In fact the asymptotic estimate does not seem to quite work on the full range of $q$ and $\beta$ that Vaughan gives, and I think we need to be somewhat more restrictive. I give more explicit estimates below. Perhaps somewhat else can give better estimates that allow the asymptotic to work for a larger range.
First, we'll need an application of partial summation. Suppose that $f:\mathbb{R}_{\geq 0} \rightarrow \mathbb{C}$ is continuous and $f(x) \rightarrow 0$ as $x \rightarrow \infty$. Then $$\sum_{n=1}^\infty f(n) = \int_0^\infty f(x) \, dx + \int_0^\infty \{x\} f'(x) \,dx$$ where $\{x\}$ is the fractional part of $x$. More generally, if we have a congruence condition for our summation, we have the estimate $$\sum_{\substack{n=1\\ n \equiv m (\bmod q)}}^\infty f(n) = \frac{1}{q} \int_0^\infty f(x) \, dx - \int_0^\infty f(x) \,d\left\{\frac{x-m}{q}\right\}$$ $$= \frac{1}{q} \int_0^\infty f(x) \, dx - f(0)\left(1 - \frac{m}{q}\right) + \int_0^\infty \left\{\frac{x-m}{q}\right\} f'(x) \,dx.$$ Therefore $$\left| \sum_{\substack{n=1\\ n \equiv m (\bmod q)}}^\infty f(n) - \frac{1}{q} \int_0^\infty f(x) \, dx \right| \leq |f(0)| + \int_0^\infty |f'(x)| \, dx.$$
Let's apply this to the function $$f(x) = \left(\rho e(\beta) \right)^{x^2}.$$ We have $$\left| \sum_{\substack{n=1\\ n \equiv m (\bmod q)}}^\infty \left(\rho e(\beta) \right)^{n^2} - \frac{1}{q} \int_0^\infty \left(\rho e(\beta) \right)^{x^2} \, dx\right| \leq 1 + \int_0^\infty \left|\left(\left(\rho e(\beta) \right)^{x^2}\right)'\right| \, dx.$$ We evaluate the derivatives and integrals to get $$\left| \sum_{\substack{n=1\\ n \equiv m (\bmod q)}}^\infty \left(\rho e(\beta) \right)^{n^2} - \frac{\sqrt{\pi}}{2q\sqrt{-\log{\rho e(\beta)}}}\right| \leq 1 + \int_0^\infty \left| 2x\left(\left(\rho e(\beta) \right)^{x^2}\right)(\log \rho + 2 \pi i \beta)\right| \, dx$$ $$\leq 1 + (-\log \rho + 2 \pi \beta)\int_0^\infty 2x\rho^{x^2} \, dx = 2 + \frac{2 \pi \beta}{(-\log{\rho})}.$$
Now we can estimate the full sum.
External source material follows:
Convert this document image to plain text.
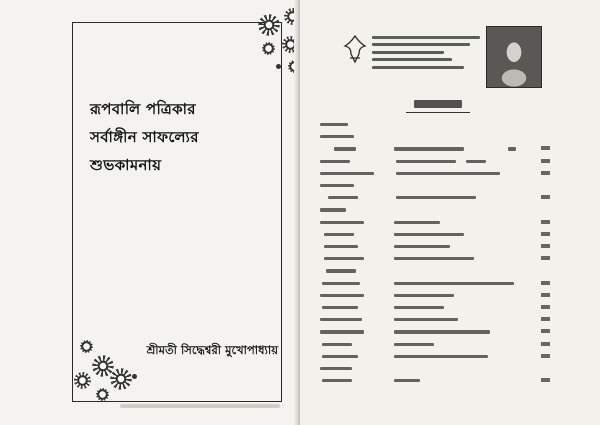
রূপবালি পত্রিকার
সর্বাঙ্গীন সাফল্যের
শুভকামনায়
শ্রীমতী সিদ্ধেশ্বরী মুখোপাধ্যায়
We split into residue classes to get $$\sum_{n=1}^\infty \left(\rho e(a/q + \beta) \right)^{n^2} = \sum_{m (\bmod q)} e(am^2/q) \sum_{\substack{n=1\\ n \equiv m (\bmod q)}}^\infty \left(\rho e(\beta) \right)^{n^2}.$$
Therefore we have an estimate for the full sum $$\left|F\left(\rho e\left(\frac{a}{q}+\beta\right)\right) - \frac{\sqrt{\pi}/2}{q} S(q,a) \frac{1}{\sqrt{-\log \rho e(\beta)}}\right| \leq \left(2 + \frac{2 \pi \beta }{(-\log \rho)}\right) q.$$
The asymptotic estimate will be with fixed modulus $q$ and sending $\rho \rightarrow 1^-$. Specifically, we fix $q$ and a small $\epsilon > 0$, and put $\rho = 1 - 1/n$. We send $n \rightarrow \infty$, so that $\rho \rightarrow 1^-$. At the same time, for each $n$ we need to choose $\beta$ such that $\beta = O(n^{-2/3-\epsilon})$, so $\beta$ goes to zero faster than Vaughan indicated.
Note that for small $\rho$ and $\beta$, we have $$-\log \rho e(\beta) \sim 1- \rho e(\beta) = O\left(\frac{1}{n^{2/3+\epsilon}}\right).$$ We thereby obtain an estimate $$F\left(\rho e\left(\frac{a}{q}+\beta\right)\right) = \frac{\sqrt{\pi}/2}{q} S(q,a) \frac{1}{\sqrt{1- \rho e(\beta)}} + O(n^{1/3 - \epsilon}).$$ Since $(1- \rho e(\beta))^{-1/2} \gg n^{1/3 + \epsilon/2} \gg n^{1/3 - \epsilon}$, we get the asymptotic $$F\left(\rho e\left(\frac{a}{q}+\beta\right)\right) \sim \frac{\sqrt{\pi}/2}{q} S(q,a) \frac{1}{\sqrt{1- \rho e(\beta)}}$$ as $n \rightarrow \infty$.